Cela dit, en conclusion de la conclusion, l’âme spirituelle ne se porte mieux que par les sacrements et la prière. Comme le dit Benoît XVI dans Caritas in Veritate au N° 76, il ne faut pas confondre la santé psychique et la santé spirituelle.  ( voir ci-dessous) Quand on aurait  atteint le plus grand bien-être psychique associé à la psychologie la plus séduisante, on n’en serait pas moins un pécheur ayant besoin d’être sauvé.
Père Y. Bonnet
76. Un des aspects de l’esprit techniciste moderne se vérifie dans la tendance à ne considérer les problèmes et les mouvements liés à la vie intérieure que d’un point de vue psychologique, et cela jusqu’au réductionnisme neurologique.
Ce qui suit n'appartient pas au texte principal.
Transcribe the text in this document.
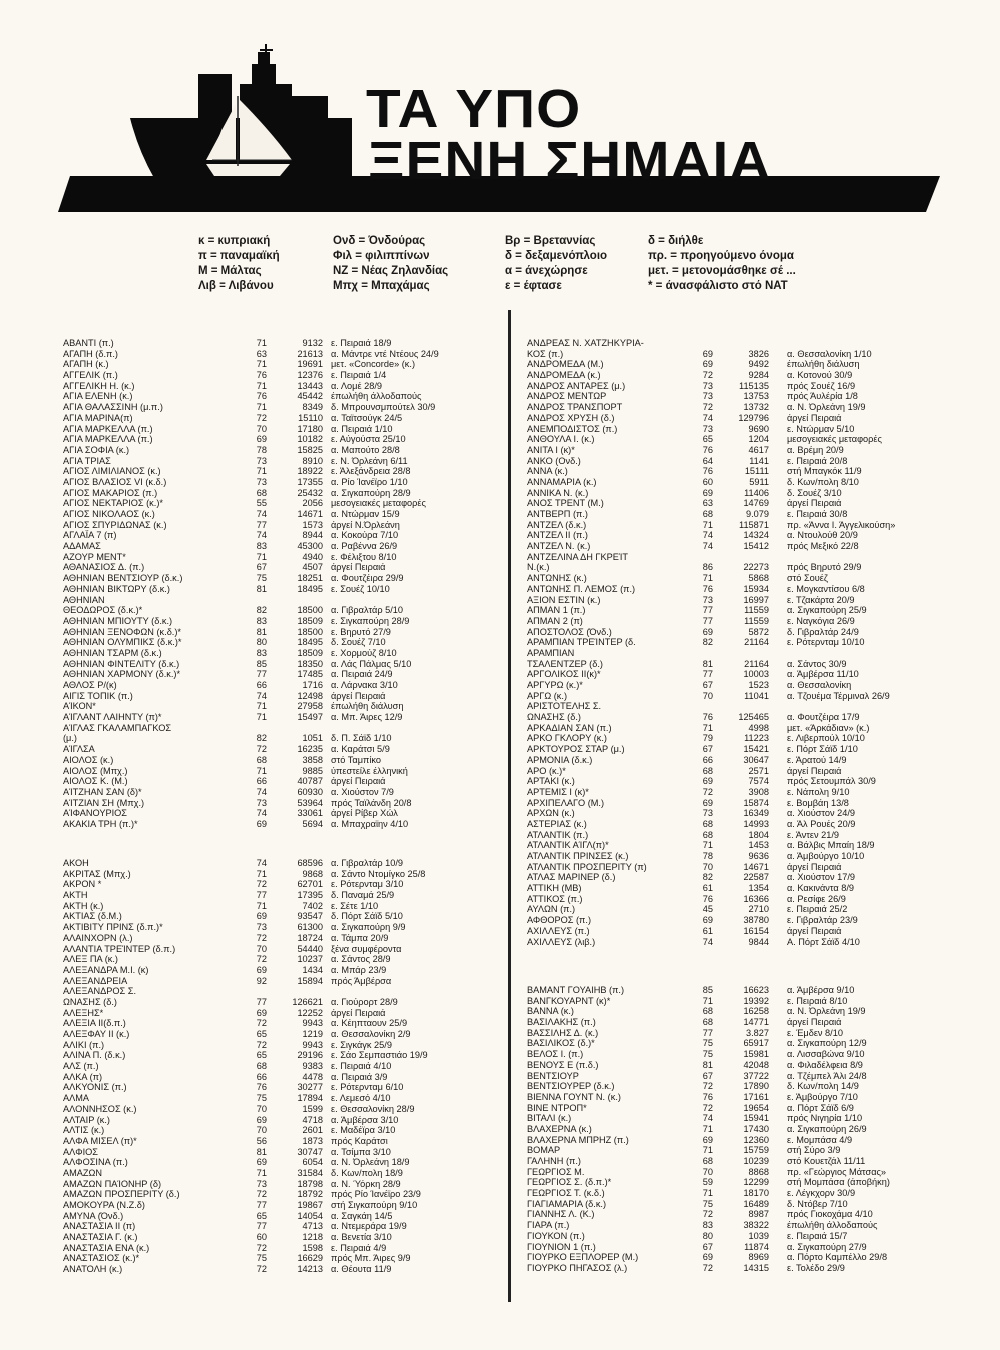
ΤΑ ΥΠΟ
ΞΕΝΗ ΣΗΜΑΙΑ
κ = κυπριακή
π = παναμαϊκή
Μ = Μάλτας
Λιβ = Λιβάνου
Ονδ = Όνδούρας
Φιλ = φιλιππίνων
ΝΖ = Νέας Ζηλανδίας
Μπχ = Μπαχάμας
Βρ = Βρεταννίας
δ = δεξαμενόπλοιο
α = άνεχώρησε
ε = έφτασε
δ = διήλθε
πρ. = προηγούμενο όνομα
μετ. = μετονομάσθηκε σέ ...
* = άνασφάλιστο στό ΝΑΤ
ΑΒΑΝΤΙ (π.)	71	9132 ε. Πειραιά 18/9
ΑΓΑΠΗ (δ.π.)	63	21613 α. Μάντρε ντέ Ντέους 24/9
ΑΓΑΠΗ (κ.)	71	19691 μετ. «Concorde» (κ.)
ΑΓΓΕΛΙΚ (π.)	76	12376 ε. Πειραιά 1/4
ΑΓΓΕΛΙΚΗ Η. (κ.)	71	13443 α. Λομέ 28/9
ΑΓΙΑ ΕΛΕΝΗ (κ.)	76	45442 έπωλήθη άλλοδαπούς
ΑΓΙΑ ΘΑΛΑΣΣΙΝΗ (μ.π.)	71	8349 δ. Μπρουνσμπούτελ 30/9
ΑΓΙΑ ΜΑΡΙΝΑ(π)	72	15110 α. Ταϊτσούγκ 24/5
ΑΓΙΑ ΜΑΡΚΕΛΛΑ (π.)	70	17180 α. Πειραιά 1/10
ΑΓΙΑ ΜΑΡΚΕΛΛΑ (π.)	69	10182 ε. Αύγούστα 25/10
ΑΓΙΑ ΣΟΦΙΑ (κ.)	78	15825 α. Μαπούτο 28/8
ΑΓΙΑ ΤΡΙΑΣ	73	8910 ε. Ν. Όρλεάνη 6/11
ΑΓΙΟΣ ΛΙΜΙΛΙΑΝΟΣ (κ.)	71	18922 ε. Άλεξάνδρεια 28/8
ΑΓΙΟΣ ΒΛΑΣΙΟΣ VI (κ.δ.)	73	17355 α. Ρίο Ίανέϊρο 1/10
ΑΓΙΟΣ ΜΑΚΑΡΙΟΣ (π.)	68	25432 α. Σιγκαπούρη 28/9
ΑΓΙΟΣ ΝΕΚΤΑΡΙΟΣ (κ.)*	55	2056 μεσογειακές μεταφορές
ΑΓΙΟΣ ΝΙΚΟΛΑΟΣ (κ.)	74	14671 α. Ντώρμαν 15/9
ΑΓΙΟΣ ΣΠΥΡΙΔΩΝΑΣ (κ.)	77	1573 άργεί Ν.Όρλεάνη
ΑΓΛΑΪΑ 7 (π)	74	8944 α. Κοκούρα 7/10
ΑΔΑΜΑΣ	83	45300 α. Ραβέννα 26/9
ΑΖΟΥΡ ΜΕΝΤ*	71	4940 ε. Φέλιξτου 8/10
ΑΘΑΝΑΣΙΟΣ Δ. (π.)	67	4507 άργεί Πειραιά
ΑΘΗΝΙΑΝ ΒΕΝΤΣΙΟΥΡ (δ.κ.)	75	18251 α. Φουτζέιρα 29/9
ΑΘΗΝΙΑΝ ΒΙΚΤΩΡΥ (δ.κ.)	81	18495 ε. Σουέζ 10/10
ΑΘΗΝΙΑΝ
ΘΕΟΔΩΡΟΣ (δ.κ.)*	82	18500 α. Γιβραλτάρ 5/10
ΑΘΗΝΙΑΝ ΜΠΙΟΥΤΥ (δ.κ.)	83	18509 ε. Σιγκαπούρη 28/9
ΑΘΗΝΙΑΝ ΞΕΝΟΦΩΝ (κ.δ.)*	81	18500 ε. Βηρυτό 27/9
ΑΘΗΝΙΑΝ ΟΛΥΜΠΙΚΣ (δ.κ.)*	80	18495 δ. Σουέζ 7/10
ΑΘΗΝΙΑΝ ΤΣΑΡΜ (δ.κ.)	83	18509 ε. Χορμούζ 8/10
ΑΘΗΝΙΑΝ ΦΙΝΤΕΛΙΤΥ (δ.κ.)	85	18350 α. Λάς Πάλμας 5/10
ΑΘΗΝΙΑΝ ΧΑΡΜΟΝΥ (δ.κ.)*	77	17485 α. Πειραιά 24/9
ΑΘΛΟΣ Ρ/(κ)	66	1716 α. Λάρνακα 3/10
ΑΙΓΙΣ ΤΟΠΙΚ (π.)	74	12498 άργεί Πειραιά
ΑΊΚΟΝ*	71	27958 έπωλήθη διάλυση
ΑΊΓΛΑΝΤ ΛΑΙΗΝΤΥ (π)*	71	15497 α. Μπ. Άιρες 12/9
ΑΊΓΛΑΣ ΓΚΑΛΑΜΠΑΓΚΟΣ
(μ.)	82	1051 δ. Π. Σάϊδ 1/10
ΑΊΓΛΣΑ	72	16235 α. Καράτσι 5/9
ΑΙΟΛΟΣ (κ.)	68	3858 στό Ταμπίκο
ΑΙΟΛΟΣ (Μπχ.)	71	9885 ύπεστείλε έλληνική
ΑΙΟΛΟΣ Κ. (Μ.)	66	40787 άργεί Πειραιά
ΑΊΤΖΗΑΝ ΣΑΝ (δ)*	74	60930 α. Χιούστον 7/9
ΑΊΤΖΙΑΝ ΣΗ (Μπχ.)	73	53964 πρός Ταϊλάνδη 20/8
ΑΊΦΑΝΟΥΡΙΟΣ	74	33061 άργεί Ρίβερ Χώλ
ΑΚΑΚΙΑ ΤΡΗ (π.)*	69	5694 α. Μπαχραϊην 4/10
ΑΚΟΗ	74	68596 α. Γιβραλτάρ 10/9
ΑΚΡΙΤΑΣ (Μπχ.)	71	9868 α. Σάντο Ντομίγκο 25/8
ΑΚΡΟΝ *	72	62701 ε. Ρότερνταμ 3/10
ΑΚΤΗ	77	17395 δ. Παναμά 25/9
ΑΚΤΗ (κ.)	71	7402 ε. Σέτε 1/10
ΑΚΤΙΑΣ (δ.Μ.)	69	93547 δ. Πόρτ Σάϊδ 5/10
ΑΚΤΙΒΙΤΥ ΠΡΙΝΣ (δ.π.)*	73	61300 α. Σιγκαπούρη 9/9
ΑΛΑΙΝΧΟΡΝ (λ.)	72	18724 α. Τάμπα 20/9
ΑΛΑΝΤΙΑ ΤΡΕΊΝΤΕΡ (δ.π.)	70	54440 ξένα συμφέροντα
ΑΛΕΞ ΠΑ (κ.)	72	10237 α. Σάντος 28/9
ΑΛΕΞΑΝΔΡΑ Μ.Ι. (κ)	69	1434 α. Μπάρ 23/9
ΑΛΕΞΑΝΔΡΕΙΑ	92	15894 πρός Άμβέρσα
ΑΛΕΞΑΝΔΡΟΣ Σ.
ΩΝΑΣΗΣ (δ.)	77	126621 α. Γιούρορτ 28/9
ΑΛΕΞΗΣ*	69	12252 άργεί Πειραιά
ΑΛΕΞΙΑ ΙΙ(δ.π.)	72	9943 α. Κέηπταουν 25/9
ΑΛΕΞΦΑΥ ΙΙ (κ.)	65	1219 α. Θεσσαλονίκη 2/9
ΑΛΙΚΙ (π.)	72	9943 ε. Σιγκάγκ 25/9
ΑΛΙΝΑ Π. (δ.κ.)	65	29196 ε. Σάο Σεμπαστιάο 19/9
ΑΛΣ (π.)	68	9383 ε. Πειραιά 4/10
ΑΛΚΑ (π)	66	4478 α. Πειραιά 3/9
ΑΛΚΥΟΝΙΣ (π.)	76	30277 ε. Ρότερνταμ 6/10
ΑΛΜΑ	75	17894 ε. Λεμεσό 4/10
ΑΛΟΝΝΗΣΟΣ (κ.)	70	1599 ε. Θεσσαλονίκη 28/9
ΑΛΤΑΙΡ (κ.)	69	4718 α. Άμβέρσα 3/10
ΑΛΤΙΣ (κ.)	70	2601 ε. Μαδέϊρα 3/10
ΑΛΦΑ ΜΙΣΕΛ (π)*	56	1873 πρός Καράτσι
ΑΛΦΙΟΣ	81	30747 α. Τσίμπα 3/10
ΑΛΦΟΣΙΝΑ (π.)	69	6054 α. Ν. Όρλεάνη 18/9
ΑΜΑΖΩΝ	71	31584 δ. Κων/πολη 18/9
ΑΜΑΖΩΝ ΠΑΊΟΝΗΡ (δ)	73	18798 α. Ν. Ύόρκη 28/9
ΑΜΑΖΩΝ ΠΡΟΣΠΕΡΙΤΥ (δ.)	72	18792 πρός Ρίο Ίανέϊρο 23/9
ΑΜΟΚΟΥΡΑ (Ν.Ζ.δ)	77	19867 στή Σιγκαπούρη 9/10
ΑΜΥΝΑ (Όνδ.)	65	14054 α. Σαγκάη 14/5
ΑΝΑΣΤΑΣΙΑ ΙΙ (π)	77	4713 α. Ντεμεράρα 19/9
ΑΝΑΣΤΑΣΙΑ Γ. (κ.)	60	1218 α. Βενετία 3/10
ΑΝΑΣΤΑΣΙΑ ΕΝΑ (κ.)	72	1598 ε. Πειραιά 4/9
ΑΝΑΣΤΑΣΙΟΣ (κ.)*	75	16629 πρός Μπ. Άιρες 9/9
ΑΝΑΤΟΛΗ (κ.)	72	14213 α. Θέουτα 11/9
ΑΝΔΡΕΑΣ Ν. ΧΑΤΖΗΚΥΡΙΑ-
ΚΟΣ (π.)	69	3826 α. Θεσσαλονίκη 1/10
ΑΝΔΡΟΜΕΔΑ (Μ.)	69	9492 έπωλήθη διάλυση
ΑΝΔΡΟΜΕΔΑ (κ.)	72	9284 α. Κοτονού 30/9
ΑΝΔΡΟΣ ΑΝΤΑΡΕΣ (μ.)	73	115135 πρός Σουέζ 16/9
ΑΝΔΡΟΣ ΜΕΝΤΩΡ	73	13753 πρός Άυλέρία 1/8
ΑΝΔΡΟΣ ΤΡΑΝΣΠΟΡΤ	72	13732 α. Ν. Όρλεάνη 19/9
ΑΝΔΡΟΣ ΧΡΥΣΗ (δ.)	74	129796 άργεί Πειραιά
ΑΝΕΜΠΟΔΙΣΤΟΣ (π.)	73	9690 ε. Ντώρμαν 5/10
ΑΝΘΟΥΛΑ Ι. (κ.)	65	1204 μεσογειακές μεταφορές
ΑΝΙΤΑ Ι (κ)*	76	4617 α. Βρέμη 20/9
ΑΝΚΟ (Ονδ.)	64	1141 ε. Πειραιά 20/8
ΑΝΝΑ (κ.)	76	15111 στή Μπαγκόκ 11/9
ΑΝΝΑΜΑΡΙΑ (κ.)	60	5911 δ. Κων/πολη 8/10
ΑΝΝΙΚΑ Ν. (κ.)	69	11406 δ. Σουέζ 3/10
ΑΝΟΣ ΤΡΕΝΤ (Μ.)	63	14769 άργεί Πειραιά
ΑΝΤΒΕΡΠ (π.)	68	9.079 ε. Πειραιά 30/8
ΑΝΤΖΕΛ (δ.κ.)	71	115871 πρ. «Άννα Ι. Άγγελικούση»
ΑΝΤΖΕΛ ΙΙ (π.)	74	14324 α. Ντουλούθ 20/9
ΑΝΤΖΕΛ Ν. (κ.)	74	15412 πρός Μεξικό 22/8
ΑΝΤΖΕΛΙΝΑ ΔΗ ΓΚΡΕΊΤ
Ν.(κ.)	86	22273 πρός Βηρυτό 29/9
ΑΝΤΩΝΗΣ (κ.)	71	5868 στό Σουέζ
ΑΝΤΩΝΗΣ Π. ΛΕΜΟΣ (π.)	76	15934 ε. Μογκαντίσου 6/8
ΑΞΙΟΝ ΕΣΤΙΝ (κ.)	73	16997 ε. Τζακάρτα 20/9
ΑΠΜΑΝ 1 (π.)	77	11559 α. Σιγκαπούρη 25/9
ΑΠΜΑΝ 2 (π)	77	11559 ε. Ναγκόγια 26/9
ΑΠΟΣΤΟΛΟΣ (Όνδ.)	69	5872 δ. Γιβραλτάρ 24/9
ΑΡΑΜΠΙΑΝ ΤΡΕΊΝΤΕΡ (δ.	82	21164 ε. Ρότερνταμ 10/10
ΑΡΑΜΠΙΑΝ
ΤΣΑΛΕΝΤΖΕΡ (δ.)	81	21164 α. Σάντος 30/9
ΑΡΓΟΛΙΚΟΣ ΙΙ(κ)*	77	10003 α. Άμβέρσα 11/10
ΑΡΓΥΡΩ (κ.)*	67	1523 α. Θεσσαλονίκη
ΑΡΓΩ (κ.)	70	11041 α. Τζουέμα Τέρμιναλ 26/9
ΑΡΙΣΤΟΤΕΛΗΣ Σ.
ΩΝΑΣΗΣ (δ.)	76	125465 α. Φουτζέιρα 17/9
ΑΡΚΑΔΙΑΝ ΣΑΝ (π.)	71	4998 μετ. «Άρκάδιαν» (κ.)
ΑΡΚΟ ΓΚΛΟΡΥ (κ.)	79	11223 ε. Λιβερπούλ 10/10
ΑΡΚΤΟΥΡΟΣ ΣΤΑΡ (μ.)	67	15421 ε. Πόρτ Σάϊδ 1/10
ΑΡΜΟΝΙΑ (δ.κ.)	66	30647 ε. Άρατού 14/9
ΑΡΟ (κ.)*	68	2571 άργεί Πειραιά
ΑΡΤΑΚΙ (κ.)	69	7574 πρός Σετουμπάλ 30/9
ΑΡΤΕΜΙΣ Ι (κ)*	72	3908 ε. Νάπολη 9/10
ΑΡΧΙΠΕΛΑΓΟ (Μ.)	69	15874 ε. Βομβάη 13/8
ΑΡΧΩΝ (κ.)	73	16349 α. Χιούστον 24/9
ΑΣΤΕΡΙΑΣ (κ.)	68	14993 α. Άλ Ρουές 20/9
ΑΤΛΑΝΤΙΚ (π.)	68	1804 ε. Άντεν 21/9
ΑΤΛΑΝΤΙΚ ΑΊΓΛ(π)*	71	1453 α. Βάλβις Μπαίη 18/9
ΑΤΛΑΝΤΙΚ ΠΡΙΝΣΕΣ (κ.)	78	9636 α. Άμβούργο 10/10
ΑΤΛΑΝΤΙΚ ΠΡΟΣΠΕΡΙΤΥ (π)	70	14671 άργεί Πειραιά
ΑΤΛΑΣ ΜΑΡΙΝΕΡ (δ.)	82	22587 α. Χιούστον 17/9
ΑΤΤΙΚΗ (ΜΒ)	61	1354 α. Κακινάντα 8/9
ΑΤΤΙΚΟΣ (π.)	76	16366 α. Ρεσίφε 26/9
ΑΥΛΩΝ (π.)	45	2710 ε. Πειραιά 25/2
ΑΦΘΟΡΟΣ (π.)	69	38780 ε. Γιβραλτάρ 23/9
ΑΧΙΛΛΕΥΣ (π.)	61	16154 άργεί Πειραιά
ΑΧΙΛΛΕΥΣ (λιβ.)	74	9844 Α. Πόρτ Σάϊδ 4/10
ΒΑΜΑΝΤ ΓΟΥΑΙΗΒ (π.)	85	16623 α. Άμβέρσα 9/10
ΒΑΝΓΚΟΥΑΡΝΤ (κ)*	71	19392 ε. Πειραιά 8/10
ΒΑΝΝΑ (κ.)	68	16258 α. Ν. Όρλεάνη 19/9
ΒΑΣΙΛΑΚΗΣ (π.)	68	14771 άργεί Πειραιά
ΒΑΣΣΙΛΗΣ Δ. (κ.)	77	3.827 ε. Έμδεν 8/10
ΒΑΣΙΛΙΚΟΣ (δ.)*	75	65917 α. Σιγκαπούρη 12/9
ΒΕΛΟΣ Ι. (π.)	75	15981 α. Λισσαβώνα 9/10
ΒΕΝΟΥΣ Ε (π.δ.)	81	42048 α. Φιλαδέλφεια 8/9
ΒΕΝΤΣΙΟΥΡ	67	37722 α. Τζέμπελ Άλι 24/8
ΒΕΝΤΣΙΟΥΡΕΡ (δ.κ.)	72	17890 δ. Κων/πολη 14/9
ΒΙΕΝΝΑ ΓΟΥΝΤ Ν. (κ.)	76	17161 ε. Άμβούργο 7/10
ΒΙΝΕ ΝΤΡΟΠ*	72	19654 α. Πόρτ Σάϊδ 6/9
ΒΙΤΑΛΙ (κ.)	74	15941 πρός Νιγηρία 1/10
ΒΛΑΧΕΡΝΑ (κ.)	71	17430 α. Σιγκαπούρη 26/9
ΒΛΑΧΕΡΝΑ ΜΠΡΗΖ (π.)	69	12360 ε. Μομπάσα 4/9
ΒΟΜΑΡ	71	15759 στή Σύρο 3/9
ΓΑΛΗΝΗ (π.)	68	10239 στό Κουετζάλ 11/11
ΓΕΩΡΓΙΟΣ Μ.	70	8868 πρ. «Γεώργιος Μάτσας»
ΓΕΩΡΓΙΟΣ Σ. (δ.π.)*	59	12299 στή Μομπάσα (άποβήκη)
ΓΕΩΡΓΙΟΣ Τ. (κ.δ.)	71	18170 ε. Λέγκχορν 30/9
ΓΙΑΓΙΑΜΑΡΙΑ (δ.κ.)	75	16489 δ. Ντόβερ 7/10
ΓΙΑΝΝΗΣ Λ. (Κ.)	72	8987 πρός Γιοκοχάμα 4/10
ΓΙΑΡΑ (π.)	83	38322 έπωλήθη άλλοδαπούς
ΓΙΟΥΚΟΝ (π.)	80	1039 ε. Πειραιά 15/7
ΓΙΟΥΝΙΟΝ 1 (π.)	67	11874 α. Σιγκαπούρη 27/9
ΓΙΟΥΡΚΟ ΕΞΠΛΟΡΕΡ (Μ.)	69	8969 α. Πόρτο Καμπέλλο 29/8
ΓΙΟΥΡΚΟ ΠΗΓΑΣΟΣ (λ.)	72	14315 ε. Τολέδο 29/9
L’homme est ainsi privé de son intériorité, et l’on assiste à une perte progressive de la conscience de la consistance ontologique de l’âme humaine, avec les profondeurs que les Saints ont su sonder. Le problème du développement est strictement lié aussi à notre conception de l’âme humaine, dès lors que notre moi est souvent réduit à la psyché et que la santé de l’âme se confond avec le bien-être émotionnel. Ces réductions se fondent sur une profonde incompréhension de la vie spirituelle et elles conduisent à méconnaître que le développement de l’homme et des peuples dépend en fait aussi de la résolution de problèmes de nature spirituelle. Le développement doit comprendre une croissance spirituelle, et pas seulement matérielle, parce que la personne humaine est une « unité d’âme et de corps » [156], née de l’amour créateur de Dieu et destinée à vivre éternellement. L’être humain se développe quand il grandit dans l’esprit, quand son âme se connaît elle-même et connaît les vérités que Dieu y a imprimées en germe, quand il dialogue avec lui-même et avec son Créateur. Loin de Dieu, l’homme est inquiet et fragile. L’aliénation sociale et psychologique, avec toutes les névroses qui caractérisent les sociétés opulentes, s’explique aussi par des causes d’ordre spirituel. Une société du bien-être, matériellement développée, mais oppressive pour l’âme, n’est pas de soi orientée vers un développement authentique. Les nouvelles formes d’esclavage de la drogue et le désespoir dans lequel tombent de nombreuses personnes ont une explication non seulement sociologique et psychologique, mais essentiellement spirituelle. Le vide auquel l’âme se sent livrée, malgré de nombreuses thérapies pour le corps et pour la psyché, produit une souffrance. Il n’y pas de développement plénier et de bien commun universel sans bien spirituel et moral des personnes, considérées dans l’intégrité de leur âme et de leur corps. Benoît XVI, Caritas in Veritate, 76.